In the service business world, it can be easy to convince yourself it’s all about price. You have potential customers who end up going with whichever company quoted the lowest price and customers who abandon you when a Groupon pops up or an Amazon Prime day offers them a percentage off of Amazon Home Services. How can you compete and make a decent living when you’re being undercut on price left and right and that’s all customers seem to care about?
More? What do you mean more? I can’t afford to lose money on every job!
No, I’m not saying you should not charge for products or time, but there are some things you can do to add value for your customer that don’t cost you. Let’s look at some examples:
#1 Clean Up After Yourself
You may think it’s a given that service business crews and contractors clean up after themselves, but truthfully, it’s not. Simply by taking precautions to make sure your customer’s property and home stay clean throughout and that you leave no traces behind is a great way to add value without cutting into profits. It may take a little more time to put down drop cloths or vacuum up after a job, but it’s not going to take up your whole day. Just include a little buffer for cleanup in your appointment windows.
#2 Offer To Move Furniture
If you’re a house painter, a flooring guy, or you perform some other home service that may require the moving around of furniture, offer to do it for the customer if you’re physically capable of doing so. This can be an especially valuable service for the elderly and is just one way to make the job less stressful and less of a hassle for your customer.

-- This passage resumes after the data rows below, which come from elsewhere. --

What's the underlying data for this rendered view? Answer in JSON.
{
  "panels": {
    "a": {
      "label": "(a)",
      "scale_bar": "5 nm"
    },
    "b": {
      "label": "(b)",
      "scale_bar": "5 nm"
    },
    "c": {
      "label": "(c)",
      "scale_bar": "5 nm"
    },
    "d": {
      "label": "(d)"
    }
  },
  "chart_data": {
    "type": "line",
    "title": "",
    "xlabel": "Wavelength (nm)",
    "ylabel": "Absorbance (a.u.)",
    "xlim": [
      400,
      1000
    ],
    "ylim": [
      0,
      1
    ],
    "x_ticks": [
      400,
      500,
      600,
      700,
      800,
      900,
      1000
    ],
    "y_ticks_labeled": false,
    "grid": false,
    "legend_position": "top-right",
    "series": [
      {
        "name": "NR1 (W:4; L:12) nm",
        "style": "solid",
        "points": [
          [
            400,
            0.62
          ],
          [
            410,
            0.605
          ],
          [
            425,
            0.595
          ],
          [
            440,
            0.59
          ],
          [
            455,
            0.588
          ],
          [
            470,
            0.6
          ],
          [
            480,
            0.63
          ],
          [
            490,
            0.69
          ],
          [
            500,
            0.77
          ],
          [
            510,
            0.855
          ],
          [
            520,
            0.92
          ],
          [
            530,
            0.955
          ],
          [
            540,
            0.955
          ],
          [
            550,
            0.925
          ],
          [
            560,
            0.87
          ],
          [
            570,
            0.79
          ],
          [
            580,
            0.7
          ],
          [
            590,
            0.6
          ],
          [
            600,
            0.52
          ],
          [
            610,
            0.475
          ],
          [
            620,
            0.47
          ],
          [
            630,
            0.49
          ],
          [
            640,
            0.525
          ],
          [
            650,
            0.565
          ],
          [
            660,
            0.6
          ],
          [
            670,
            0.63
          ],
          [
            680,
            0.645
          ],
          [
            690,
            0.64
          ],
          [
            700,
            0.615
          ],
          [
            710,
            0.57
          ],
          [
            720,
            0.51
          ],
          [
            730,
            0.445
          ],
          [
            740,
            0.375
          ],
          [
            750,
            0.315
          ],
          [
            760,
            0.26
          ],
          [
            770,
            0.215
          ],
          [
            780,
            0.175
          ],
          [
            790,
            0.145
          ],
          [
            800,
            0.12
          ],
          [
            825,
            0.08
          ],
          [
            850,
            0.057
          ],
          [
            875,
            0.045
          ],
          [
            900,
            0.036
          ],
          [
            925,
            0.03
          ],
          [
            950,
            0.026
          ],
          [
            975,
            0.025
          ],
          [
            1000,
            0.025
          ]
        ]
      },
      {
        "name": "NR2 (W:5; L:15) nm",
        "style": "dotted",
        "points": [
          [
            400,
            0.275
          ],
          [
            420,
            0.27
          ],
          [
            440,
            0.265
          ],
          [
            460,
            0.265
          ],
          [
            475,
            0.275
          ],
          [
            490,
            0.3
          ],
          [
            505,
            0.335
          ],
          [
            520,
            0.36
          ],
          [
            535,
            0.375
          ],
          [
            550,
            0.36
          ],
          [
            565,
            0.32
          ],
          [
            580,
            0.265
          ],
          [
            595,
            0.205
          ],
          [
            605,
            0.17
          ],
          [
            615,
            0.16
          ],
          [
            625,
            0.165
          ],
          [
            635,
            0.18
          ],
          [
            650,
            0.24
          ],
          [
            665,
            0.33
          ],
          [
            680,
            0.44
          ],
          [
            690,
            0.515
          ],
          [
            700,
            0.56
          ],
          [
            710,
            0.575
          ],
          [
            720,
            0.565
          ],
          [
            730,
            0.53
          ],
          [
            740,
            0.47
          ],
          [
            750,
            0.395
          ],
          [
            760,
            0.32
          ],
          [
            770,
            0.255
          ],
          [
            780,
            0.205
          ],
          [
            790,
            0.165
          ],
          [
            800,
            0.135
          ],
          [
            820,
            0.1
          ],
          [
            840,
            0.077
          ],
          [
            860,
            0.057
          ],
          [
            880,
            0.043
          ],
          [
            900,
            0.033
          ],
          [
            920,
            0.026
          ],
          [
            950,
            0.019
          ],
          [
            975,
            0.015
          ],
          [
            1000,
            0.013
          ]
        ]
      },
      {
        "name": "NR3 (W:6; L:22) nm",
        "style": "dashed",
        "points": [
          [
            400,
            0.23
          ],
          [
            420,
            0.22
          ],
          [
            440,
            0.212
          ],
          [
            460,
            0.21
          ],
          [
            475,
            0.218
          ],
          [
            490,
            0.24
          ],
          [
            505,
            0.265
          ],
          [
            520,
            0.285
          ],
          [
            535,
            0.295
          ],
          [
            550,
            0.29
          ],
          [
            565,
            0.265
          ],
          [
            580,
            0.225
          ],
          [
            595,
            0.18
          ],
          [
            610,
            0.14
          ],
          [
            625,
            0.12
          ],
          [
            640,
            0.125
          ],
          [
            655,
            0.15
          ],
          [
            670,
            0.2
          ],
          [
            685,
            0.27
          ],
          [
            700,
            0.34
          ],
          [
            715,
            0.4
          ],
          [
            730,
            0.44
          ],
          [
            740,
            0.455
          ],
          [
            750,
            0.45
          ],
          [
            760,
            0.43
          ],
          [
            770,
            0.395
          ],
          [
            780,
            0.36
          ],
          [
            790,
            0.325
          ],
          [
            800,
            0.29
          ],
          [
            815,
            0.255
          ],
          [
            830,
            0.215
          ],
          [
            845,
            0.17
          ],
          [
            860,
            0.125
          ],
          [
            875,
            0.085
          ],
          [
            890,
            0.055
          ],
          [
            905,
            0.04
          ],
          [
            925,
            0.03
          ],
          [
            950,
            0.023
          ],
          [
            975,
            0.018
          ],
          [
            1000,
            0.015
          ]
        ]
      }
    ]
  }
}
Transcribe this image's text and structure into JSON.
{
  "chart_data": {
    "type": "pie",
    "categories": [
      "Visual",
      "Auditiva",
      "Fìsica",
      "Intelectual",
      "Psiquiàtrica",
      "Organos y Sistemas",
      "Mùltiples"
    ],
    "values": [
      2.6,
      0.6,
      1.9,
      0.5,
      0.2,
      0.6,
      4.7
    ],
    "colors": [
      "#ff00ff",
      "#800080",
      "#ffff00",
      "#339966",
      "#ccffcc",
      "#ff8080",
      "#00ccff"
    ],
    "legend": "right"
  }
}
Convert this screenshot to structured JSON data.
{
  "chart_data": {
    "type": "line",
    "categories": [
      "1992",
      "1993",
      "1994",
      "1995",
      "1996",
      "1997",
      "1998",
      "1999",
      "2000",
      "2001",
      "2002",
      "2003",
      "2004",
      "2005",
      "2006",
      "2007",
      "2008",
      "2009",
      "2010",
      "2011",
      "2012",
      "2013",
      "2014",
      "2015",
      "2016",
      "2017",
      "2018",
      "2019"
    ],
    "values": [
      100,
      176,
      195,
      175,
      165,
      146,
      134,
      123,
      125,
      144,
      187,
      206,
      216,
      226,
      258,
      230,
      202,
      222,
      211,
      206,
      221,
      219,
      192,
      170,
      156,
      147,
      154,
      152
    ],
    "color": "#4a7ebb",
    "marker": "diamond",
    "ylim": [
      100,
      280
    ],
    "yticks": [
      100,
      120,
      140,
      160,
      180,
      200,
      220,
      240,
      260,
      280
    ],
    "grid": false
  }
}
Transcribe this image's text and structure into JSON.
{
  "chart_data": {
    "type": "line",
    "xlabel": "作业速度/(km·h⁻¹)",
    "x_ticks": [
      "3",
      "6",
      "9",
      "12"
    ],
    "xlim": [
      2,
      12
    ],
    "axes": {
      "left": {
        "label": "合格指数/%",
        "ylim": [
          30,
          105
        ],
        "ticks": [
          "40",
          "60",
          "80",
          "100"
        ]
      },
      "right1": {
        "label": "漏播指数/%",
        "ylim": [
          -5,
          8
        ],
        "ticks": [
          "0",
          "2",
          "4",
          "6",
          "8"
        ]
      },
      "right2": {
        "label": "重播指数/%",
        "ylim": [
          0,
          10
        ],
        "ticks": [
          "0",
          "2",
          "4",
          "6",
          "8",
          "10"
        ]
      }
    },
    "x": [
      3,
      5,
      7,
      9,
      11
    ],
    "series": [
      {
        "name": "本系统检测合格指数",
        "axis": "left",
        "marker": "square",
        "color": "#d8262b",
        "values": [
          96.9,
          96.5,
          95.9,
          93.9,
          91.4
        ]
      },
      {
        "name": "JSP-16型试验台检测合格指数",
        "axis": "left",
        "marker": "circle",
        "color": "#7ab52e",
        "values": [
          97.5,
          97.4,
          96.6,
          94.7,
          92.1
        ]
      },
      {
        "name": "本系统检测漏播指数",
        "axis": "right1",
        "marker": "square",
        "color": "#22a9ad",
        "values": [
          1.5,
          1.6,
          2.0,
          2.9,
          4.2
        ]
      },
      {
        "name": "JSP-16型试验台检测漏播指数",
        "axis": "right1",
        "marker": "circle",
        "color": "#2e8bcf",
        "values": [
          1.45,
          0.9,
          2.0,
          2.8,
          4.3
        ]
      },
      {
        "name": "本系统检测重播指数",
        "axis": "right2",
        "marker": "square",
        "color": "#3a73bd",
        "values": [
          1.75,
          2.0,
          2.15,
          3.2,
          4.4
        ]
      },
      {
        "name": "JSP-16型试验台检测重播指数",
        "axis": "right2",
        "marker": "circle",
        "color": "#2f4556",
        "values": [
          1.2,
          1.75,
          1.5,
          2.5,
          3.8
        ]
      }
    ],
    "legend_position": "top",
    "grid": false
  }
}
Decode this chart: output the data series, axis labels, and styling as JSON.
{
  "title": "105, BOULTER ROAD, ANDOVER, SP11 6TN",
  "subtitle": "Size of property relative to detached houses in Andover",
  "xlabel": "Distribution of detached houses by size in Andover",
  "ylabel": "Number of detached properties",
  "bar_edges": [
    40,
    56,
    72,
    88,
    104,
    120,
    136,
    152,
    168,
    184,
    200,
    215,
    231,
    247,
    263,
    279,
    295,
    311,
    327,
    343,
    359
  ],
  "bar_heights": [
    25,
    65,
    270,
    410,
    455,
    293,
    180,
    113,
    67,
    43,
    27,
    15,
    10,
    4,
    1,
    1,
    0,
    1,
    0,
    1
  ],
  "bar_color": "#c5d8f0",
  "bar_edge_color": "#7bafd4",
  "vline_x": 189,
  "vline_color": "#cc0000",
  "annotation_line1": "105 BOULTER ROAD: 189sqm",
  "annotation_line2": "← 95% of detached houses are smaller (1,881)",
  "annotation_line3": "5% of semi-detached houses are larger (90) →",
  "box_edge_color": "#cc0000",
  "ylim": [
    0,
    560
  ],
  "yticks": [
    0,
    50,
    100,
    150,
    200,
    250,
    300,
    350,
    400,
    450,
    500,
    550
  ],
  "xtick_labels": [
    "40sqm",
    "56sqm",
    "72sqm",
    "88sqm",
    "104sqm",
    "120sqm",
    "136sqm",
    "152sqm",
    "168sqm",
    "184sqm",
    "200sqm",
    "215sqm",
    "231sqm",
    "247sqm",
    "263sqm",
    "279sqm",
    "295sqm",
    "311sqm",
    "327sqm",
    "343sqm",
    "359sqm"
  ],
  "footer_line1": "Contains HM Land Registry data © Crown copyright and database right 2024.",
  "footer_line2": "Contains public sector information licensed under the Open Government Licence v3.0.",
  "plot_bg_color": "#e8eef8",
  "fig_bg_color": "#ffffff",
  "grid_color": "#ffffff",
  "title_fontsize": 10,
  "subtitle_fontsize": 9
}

#3 Go Ahead & Do Small Add-On Services That Don’t Take Much Time
Did your customer mention needing or wanting a small service performed sometime in the future? Offer to do it while you’re already there and have the products needed. If you’re a painter, this can be offering to go ahead and touch up baseboards while you’re in the home. If you’re a chimney sweep, this can be offering to go ahead and fix a damper that’s missing a pin. Offer to change out a light bulb that’s burned out or swap out an air filter. If you’re open minded and listen to your customer, you’ll likely find it easy to identify small ways you can add value and provide additional services without breaking the bank or wasting a lot of valuable time.
#4 Educate Your Customer
One thing you may take for granted as a service professional is your knowledge. You have years of experience and education in a field that most people know nothing about — sharing some of that knowledge can add value to your customer’s life. If you’re a chimney sweep, this may be educating your customer on the best tips for seasoning your wood or getting your fire started. If you’re a house painter, this may be letting your customer know that wiping down a painted wall (especially if it’s a darker color) can leave streaks if a wipeable paint is not used. If keeping their kids’ fingerprints off of their walls is something that’s important to them, recommend a paint product that’s made to be wiped down or washed. These small tips and suggestions can lead to happier customers, and all it takes is a little attention, listening, and sharing.
#5 Be On Time Or Call If You’re Going To Be Late
You might be amazed at how many service professionals are perpetually late and don’t take two seconds to call the next customer and let them know. Most customers will understand that things come up and schedules change, but if you don’t take the time to call and let your customer know you’re not going to make the agreed upon time, your customer will feel disrespected. Make every effort to be on time to each and every appointment — and when things don’t go according to plan, make the phone call, apologize, and let them know when they can expect you and that this isn’t the norm.
Value isn’t always about price, and the sooner you see the difference, the sooner your customers will. So get creative and look for ways to make your company the greatest value. Then, those cheaper options won’t even compare.